Canadian artist Sally Clark shares a portfolio of expressive portraits and landscapes that make a magical human connection with the viewer. See more art on her website.
I was born in Vancouver, British Columbia. I have vivid childhood memories of visiting remote and beautiful places in British Columbia. From these trips, I developed a deep love of its rugged landscape. I’ve been painting in oils since I was twelve.
I was sitting in the woods, painting a tree when I had this strange revelation. At first, I saw the tree as it conformed to my expectations. But suddenly I was jolted out of my preconceived ideas and saw something else, something astonishing. I call it the moment of dissolve when what you are looking at reveals itself to you.
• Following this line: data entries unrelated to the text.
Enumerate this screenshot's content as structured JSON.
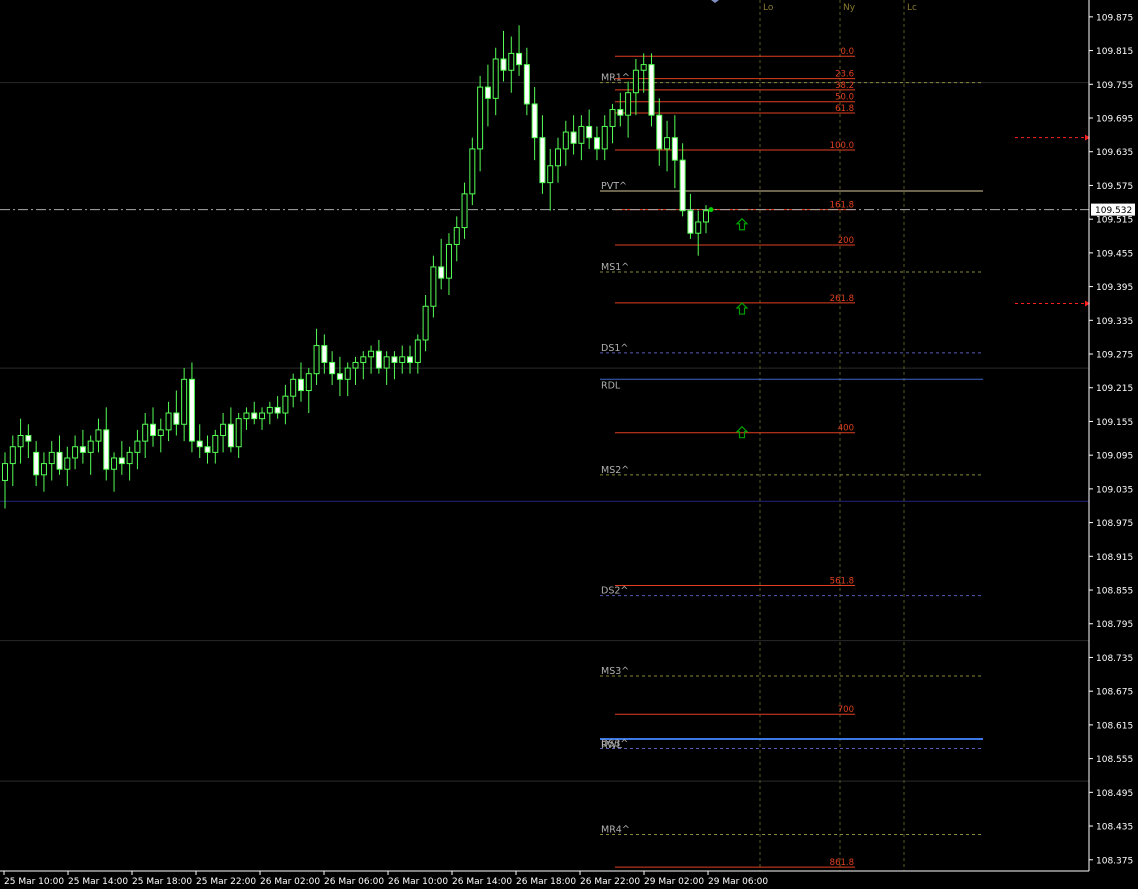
{
  "chart_data": {
    "type": "candlestick",
    "title": "",
    "y_axis": {
      "min": 108.355,
      "max": 109.905,
      "tick_labels": [
        "109.875",
        "109.815",
        "109.755",
        "109.695",
        "109.635",
        "109.575",
        "109.515",
        "109.455",
        "109.395",
        "109.335",
        "109.275",
        "109.215",
        "109.155",
        "109.095",
        "109.035",
        "108.975",
        "108.915",
        "108.855",
        "108.795",
        "108.735",
        "108.675",
        "108.615",
        "108.555",
        "108.495",
        "108.435",
        "108.375"
      ],
      "current_price": "109.532"
    },
    "x_axis": {
      "tick_labels": [
        "25 Mar 10:00",
        "25 Mar 14:00",
        "25 Mar 18:00",
        "25 Mar 22:00",
        "26 Mar 02:00",
        "26 Mar 06:00",
        "26 Mar 10:00",
        "26 Mar 14:00",
        "26 Mar 18:00",
        "26 Mar 22:00",
        "29 Mar 02:00",
        "29 Mar 06:00"
      ]
    },
    "session_labels": [
      "Lo",
      "Ny",
      "Lc"
    ],
    "candles": [
      [
        109.05,
        109.1,
        109.0,
        109.08
      ],
      [
        109.08,
        109.13,
        109.04,
        109.11
      ],
      [
        109.11,
        109.16,
        109.08,
        109.13
      ],
      [
        109.13,
        109.15,
        109.09,
        109.12
      ],
      [
        109.1,
        109.12,
        109.04,
        109.06
      ],
      [
        109.06,
        109.1,
        109.03,
        109.08
      ],
      [
        109.08,
        109.12,
        109.05,
        109.1
      ],
      [
        109.1,
        109.13,
        109.06,
        109.07
      ],
      [
        109.07,
        109.11,
        109.04,
        109.09
      ],
      [
        109.09,
        109.13,
        109.07,
        109.11
      ],
      [
        109.11,
        109.14,
        109.08,
        109.1
      ],
      [
        109.1,
        109.13,
        109.06,
        109.12
      ],
      [
        109.12,
        109.16,
        109.1,
        109.14
      ],
      [
        109.14,
        109.18,
        109.05,
        109.07
      ],
      [
        109.07,
        109.1,
        109.03,
        109.09
      ],
      [
        109.09,
        109.12,
        109.06,
        109.08
      ],
      [
        109.08,
        109.11,
        109.05,
        109.1
      ],
      [
        109.1,
        109.14,
        109.07,
        109.12
      ],
      [
        109.12,
        109.17,
        109.09,
        109.15
      ],
      [
        109.15,
        109.18,
        109.11,
        109.13
      ],
      [
        109.13,
        109.16,
        109.1,
        109.14
      ],
      [
        109.14,
        109.19,
        109.12,
        109.17
      ],
      [
        109.17,
        109.21,
        109.13,
        109.15
      ],
      [
        109.15,
        109.25,
        109.12,
        109.23
      ],
      [
        109.23,
        109.26,
        109.1,
        109.12
      ],
      [
        109.12,
        109.15,
        109.09,
        109.11
      ],
      [
        109.11,
        109.13,
        109.08,
        109.1
      ],
      [
        109.1,
        109.14,
        109.08,
        109.13
      ],
      [
        109.13,
        109.17,
        109.1,
        109.15
      ],
      [
        109.15,
        109.18,
        109.1,
        109.11
      ],
      [
        109.11,
        109.17,
        109.09,
        109.16
      ],
      [
        109.16,
        109.18,
        109.14,
        109.17
      ],
      [
        109.17,
        109.19,
        109.15,
        109.16
      ],
      [
        109.16,
        109.18,
        109.14,
        109.17
      ],
      [
        109.17,
        109.19,
        109.15,
        109.18
      ],
      [
        109.18,
        109.2,
        109.16,
        109.17
      ],
      [
        109.17,
        109.22,
        109.15,
        109.2
      ],
      [
        109.2,
        109.24,
        109.18,
        109.23
      ],
      [
        109.23,
        109.26,
        109.19,
        109.21
      ],
      [
        109.21,
        109.25,
        109.17,
        109.24
      ],
      [
        109.24,
        109.32,
        109.22,
        109.29
      ],
      [
        109.29,
        109.31,
        109.24,
        109.26
      ],
      [
        109.26,
        109.28,
        109.22,
        109.24
      ],
      [
        109.24,
        109.27,
        109.2,
        109.23
      ],
      [
        109.23,
        109.26,
        109.2,
        109.25
      ],
      [
        109.25,
        109.27,
        109.22,
        109.26
      ],
      [
        109.26,
        109.28,
        109.23,
        109.27
      ],
      [
        109.27,
        109.29,
        109.24,
        109.28
      ],
      [
        109.28,
        109.3,
        109.24,
        109.25
      ],
      [
        109.25,
        109.28,
        109.22,
        109.27
      ],
      [
        109.27,
        109.28,
        109.23,
        109.26
      ],
      [
        109.26,
        109.29,
        109.24,
        109.27
      ],
      [
        109.27,
        109.29,
        109.24,
        109.26
      ],
      [
        109.26,
        109.31,
        109.24,
        109.3
      ],
      [
        109.3,
        109.38,
        109.28,
        109.36
      ],
      [
        109.36,
        109.45,
        109.34,
        109.43
      ],
      [
        109.43,
        109.48,
        109.39,
        109.41
      ],
      [
        109.41,
        109.49,
        109.38,
        109.47
      ],
      [
        109.47,
        109.52,
        109.44,
        109.5
      ],
      [
        109.5,
        109.58,
        109.48,
        109.56
      ],
      [
        109.56,
        109.66,
        109.54,
        109.64
      ],
      [
        109.64,
        109.77,
        109.6,
        109.75
      ],
      [
        109.75,
        109.79,
        109.68,
        109.73
      ],
      [
        109.73,
        109.82,
        109.7,
        109.8
      ],
      [
        109.8,
        109.85,
        109.76,
        109.78
      ],
      [
        109.78,
        109.84,
        109.74,
        109.81
      ],
      [
        109.81,
        109.86,
        109.77,
        109.79
      ],
      [
        109.79,
        109.82,
        109.7,
        109.72
      ],
      [
        109.72,
        109.75,
        109.62,
        109.66
      ],
      [
        109.66,
        109.7,
        109.56,
        109.58
      ],
      [
        109.58,
        109.64,
        109.53,
        109.61
      ],
      [
        109.61,
        109.66,
        109.58,
        109.64
      ],
      [
        109.64,
        109.69,
        109.61,
        109.67
      ],
      [
        109.67,
        109.7,
        109.63,
        109.65
      ],
      [
        109.65,
        109.7,
        109.62,
        109.68
      ],
      [
        109.68,
        109.71,
        109.64,
        109.66
      ],
      [
        109.66,
        109.68,
        109.62,
        109.64
      ],
      [
        109.64,
        109.7,
        109.62,
        109.68
      ],
      [
        109.68,
        109.72,
        109.65,
        109.71
      ],
      [
        109.71,
        109.74,
        109.68,
        109.7
      ],
      [
        109.7,
        109.76,
        109.66,
        109.74
      ],
      [
        109.74,
        109.8,
        109.7,
        109.78
      ],
      [
        109.78,
        109.81,
        109.74,
        109.79
      ],
      [
        109.79,
        109.81,
        109.68,
        109.7
      ],
      [
        109.7,
        109.73,
        109.61,
        109.64
      ],
      [
        109.64,
        109.69,
        109.6,
        109.66
      ],
      [
        109.66,
        109.7,
        109.57,
        109.62
      ],
      [
        109.62,
        109.65,
        109.52,
        109.53
      ],
      [
        109.53,
        109.56,
        109.48,
        109.49
      ],
      [
        109.49,
        109.53,
        109.45,
        109.51
      ],
      [
        109.51,
        109.54,
        109.49,
        109.53
      ]
    ],
    "horizontal_levels": [
      {
        "label": "MR1^",
        "price": 109.758,
        "color": "#8a8a3a",
        "style": "dashed"
      },
      {
        "label": "PVT^",
        "price": 109.565,
        "color": "#d8c898",
        "style": "solid"
      },
      {
        "label": "MS1^",
        "price": 109.421,
        "color": "#8a8a3a",
        "style": "dashed"
      },
      {
        "label": "DS1^",
        "price": 109.277,
        "color": "#5a5ab8",
        "style": "dashed"
      },
      {
        "label": "RDL",
        "price": 109.23,
        "color": "#3c64c8",
        "style": "solid"
      },
      {
        "label": "MS2^",
        "price": 109.06,
        "color": "#8a8a3a",
        "style": "dashed"
      },
      {
        "label": "DS2^",
        "price": 108.845,
        "color": "#5a5ab8",
        "style": "dashed"
      },
      {
        "label": "MS3^",
        "price": 108.702,
        "color": "#8a8a3a",
        "style": "dashed"
      },
      {
        "label": "RWL",
        "price": 108.59,
        "color": "#3c78e6",
        "style": "solid"
      },
      {
        "label": "DS3^",
        "price": 108.573,
        "color": "#5a5ab8",
        "style": "dashed"
      },
      {
        "label": "MR4^",
        "price": 108.42,
        "color": "#8a8a3a",
        "style": "dashed"
      }
    ],
    "fib_levels": [
      {
        "label": "0.0",
        "price": 109.805
      },
      {
        "label": "23.6",
        "price": 109.765
      },
      {
        "label": "38.2",
        "price": 109.745
      },
      {
        "label": "50.0",
        "price": 109.724
      },
      {
        "label": "61.8",
        "price": 109.704
      },
      {
        "label": "100.0",
        "price": 109.638
      },
      {
        "label": "161.8",
        "price": 109.532
      },
      {
        "label": "200",
        "price": 109.469
      },
      {
        "label": "261.8",
        "price": 109.366
      },
      {
        "label": "400",
        "price": 109.135
      },
      {
        "label": "561.8",
        "price": 108.863
      },
      {
        "label": "700",
        "price": 108.634
      },
      {
        "label": "861.8",
        "price": 108.362
      }
    ],
    "grid_lines": [
      109.758,
      109.25,
      109.013,
      108.765,
      108.515
    ],
    "buy_arrows": [
      109.505,
      109.355,
      109.135
    ],
    "colors": {
      "background": "#000000",
      "bull": "#ffffff",
      "bear": "#ffffff",
      "wick": "#55ff55",
      "fib": "#e04020",
      "axis": "#ffffff",
      "grid": "#2a2a2a",
      "session": "#5a5a20",
      "price_line": "#aaaaaa",
      "arrow": "#00a000",
      "target": "#ff2020"
    }
  }
}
My job as an artist is to communicate what I receive to others.
The two main subjects in my painting are landscapes and people. I remember being in the Titian room at the National Gallery and locking eyes with this painted male portrait. It was as if he was alive and speaking to me.
Painting is a form of magic; a means of connecting with another being through time and space.
I completed my BFA degree at York University in Toronto and stayed for thirty years. I worked in the evenings at the local art school and took classes or painted at home during the day. During those years, I painted many portraits “in situ” of my friends.
My other passion is the theatre. I’ve written several plays, which have been produced nationally and internationally. I’ve worked as a playwright-in-residence at many theatres across Canada. One of my favourite residencies was in Whitehorse. The Yukon landscape is breathtaking. I lived in the Yukon for several years before moving back to Vancouver in 2003.
I painted a series of large (36″ by 30″) close-up portraits of women, some of whom I knew well. I focused on the area between the chin and just above the eyebrows. Are these portraits? Yes and no.
My friends’ faces are the starting point for an investigation into the mystery of what it is to be human. They are themselves and they are the “more” of themselves. I named the series Goddesses.
My painting, “The Goddess of Old Age,” was a finalist for the Kingston Portrait Prize in 2017. I had a solo exhibition of the Goddesses at the Lipont Gallery in Richmond, British Columbia. I was thrilled to watch people interact with the Goddesses.